Time offers perspective. Back in my 20s, when I owned a hair salon and worked as a stylist, women in decades beyond mine would very often say “I wish I knew what I know now when I was your age.”
And I’d say “Go on, what do you know now? Maybe I can integrate it!” And they’d share their wisdom and perspectives. The most consistent theme is they wished they’d appreciated certain things about their youth, and their body, knowing what a waste of energy it had been to be so critical of themselves.
That was something I really took to heart. Despite being raised by the media, living with an eating disorder through my teens and having every opportunity to justifiably hate my body against the backdrop of cultural objectification, most of my adult life, I have taken time to appreciate my body for what it is, for what it offers, rejecting the endless onslaught of self-scrutiny and need to perfect it. That’s been very diligent, but worthwhile work.
So when I look back at this photo of my 18-year-old self, and recall the ways I hated myself, I can also appreciate the ways I learned, shortly thereafter, to love and celebrate myself. And now that I am in my 40s, with new sparkling gray hair popping up daily, boobs doing what middle-aged boobs do, and hands that shock and disturb me to look at (why, oh why do these look like how I remember my grandmother’s hands???) I get to do this work of acceptance and appreciation at a new level. And, how lucky I feel to travel and share these experiences with my mother, now in her mid-sixties.
I didn’t come to this page to riff on this body love theme, but there it is.

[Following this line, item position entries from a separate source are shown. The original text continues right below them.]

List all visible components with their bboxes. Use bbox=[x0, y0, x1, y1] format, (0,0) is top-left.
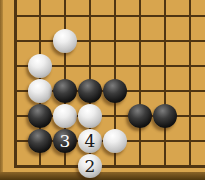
black-stone-B3 bbox=[28, 104, 52, 128]
white-stone-B4 bbox=[28, 79, 52, 103]
white-stone-D1-move-2: 2 bbox=[78, 154, 102, 178]
white-stone-E2 bbox=[103, 129, 127, 153]
white-stone-D3 bbox=[78, 104, 102, 128]
move-number-label: 2 bbox=[85, 154, 96, 178]
black-stone-F3 bbox=[128, 104, 152, 128]
go-board[interactable]: 342 bbox=[0, 0, 205, 180]
move-number-label: 4 bbox=[85, 129, 96, 153]
black-stone-C2-move-3: 3 bbox=[53, 129, 77, 153]
black-stone-B2 bbox=[28, 129, 52, 153]
grid-line bbox=[14, 0, 17, 168]
black-stone-E4 bbox=[103, 79, 127, 103]
move-number-label: 3 bbox=[60, 129, 71, 153]
black-stone-G3 bbox=[153, 104, 177, 128]
go-diagram: 342 bbox=[0, 0, 205, 180]
white-stone-C3 bbox=[53, 104, 77, 128]
white-stone-C6 bbox=[53, 29, 77, 53]
white-stone-D2-move-4: 4 bbox=[78, 129, 102, 153]
grid-line bbox=[14, 40, 205, 42]
grid-line bbox=[14, 165, 205, 168]
black-stone-C4 bbox=[53, 79, 77, 103]
grid-line bbox=[139, 0, 141, 168]
black-stone-D4 bbox=[78, 79, 102, 103]
grid-line bbox=[189, 0, 191, 168]
white-stone-B5 bbox=[28, 54, 52, 78]
grid-line bbox=[164, 0, 166, 168]
grid-line bbox=[14, 15, 205, 17]
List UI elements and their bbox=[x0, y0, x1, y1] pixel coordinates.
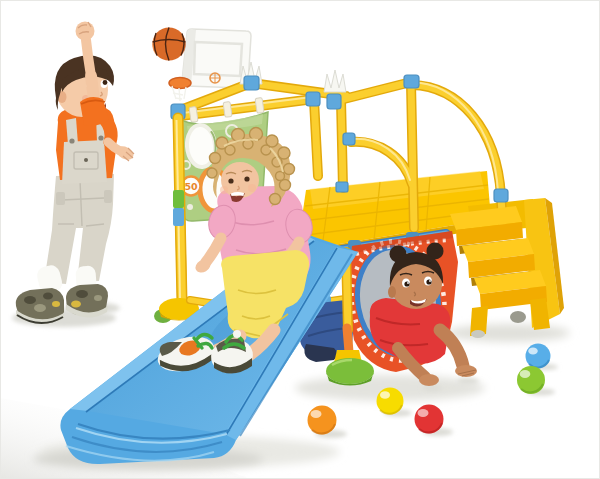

I came to this page to ask for a birthday gift from you. Want to know what would delight me on my birthday? Read on!
You see, I’ve been reflecting on what I would say to my younger self, what advice I would give. And it is this: as it gets harder to take risks, keep taking them.
I’m sure many younger folks shy away from taking risks and stay squarely in their comfort zones. I wasn’t one of them. I went for things in a way my middle-aged self is in awe of.
Maybe it’s more about taking cues from my younger self. Giving advice to my older self. Some kind of inter-decade wisdom travelling between my Selves. Something like this:
As you take on more and more responsibilities, as you feel like time is getting on, maybe feeling scarcer, the stakes are going to feel higher. You’re going to want to make well-thought-through and reasonable decisions and before you know it, you’ll play to your comforts instead of the possibilities on the other side of risk.
You’ll lean into your zones of excellence and competence to avoid looking the fool or spending your precious energy on something that might fail. You’ll want to bank on a sure thing. And THAT will be more exhausting and disheartening than you could have anticipated.
Like a frog sitting in slowly boiling water, I hadn’t realized I was doing this. Until I hit 40, hit a wall of burn out and was like – I’ve got to have a little more fun here. So I have been. It’s included trying a lot of new things, taking risks, going for new dreams and playing in a field of possibility.
So here’s what I want for my birthday. To inspire you to take worthwhile risks that make you come alive.
Here’s a list of possibilities- see if one pokes at something within you.
Make that phone call. Sign up for that class. Tell the truth. Ask for what you want. Get sober. Write the book. Start the venture. Delete the app. Book the tickets. Do that thing you keep saying you’ll do next week. Reach out for help. Pitch yourself. Hang your shingle. Start a podcast or blog or video series. Be seen. Open your heart. Quit that thing. Forgive that person! Let that shit go. Do a cold plunge. Set a new goal. Slow it all down. Get uncomfortable. Do something that scares you. Stay with that task until it’s done.
Will you pick something? What’s ONE THING that’s out of your comfort zone? You don’t get points for it being bigger. Risk of any size is risk. This is your permission slip to go for it.
Will you hit reply and tell me when you’ve taken the first step? Tell me how it feels.
I won’t respond right away, because I’m going on a guided tour! (I don’t know what’s happening, my mom has planned everything – thanks Mom!)
But here’s the dream…if enough of you play, go take risks, and share what you risked and how it went, not only will I feel celebrated on my birthday and encouraged to do the same. And perhaps I can pull together a future post of inspiring risks and chances you all are taking out there! (Don’t worry, I respect your privacy and won’t share anyone’s identity without your consent.)
Go take a risk! Make a ruckus! Happy birthday to me! Happy risk-taking to you!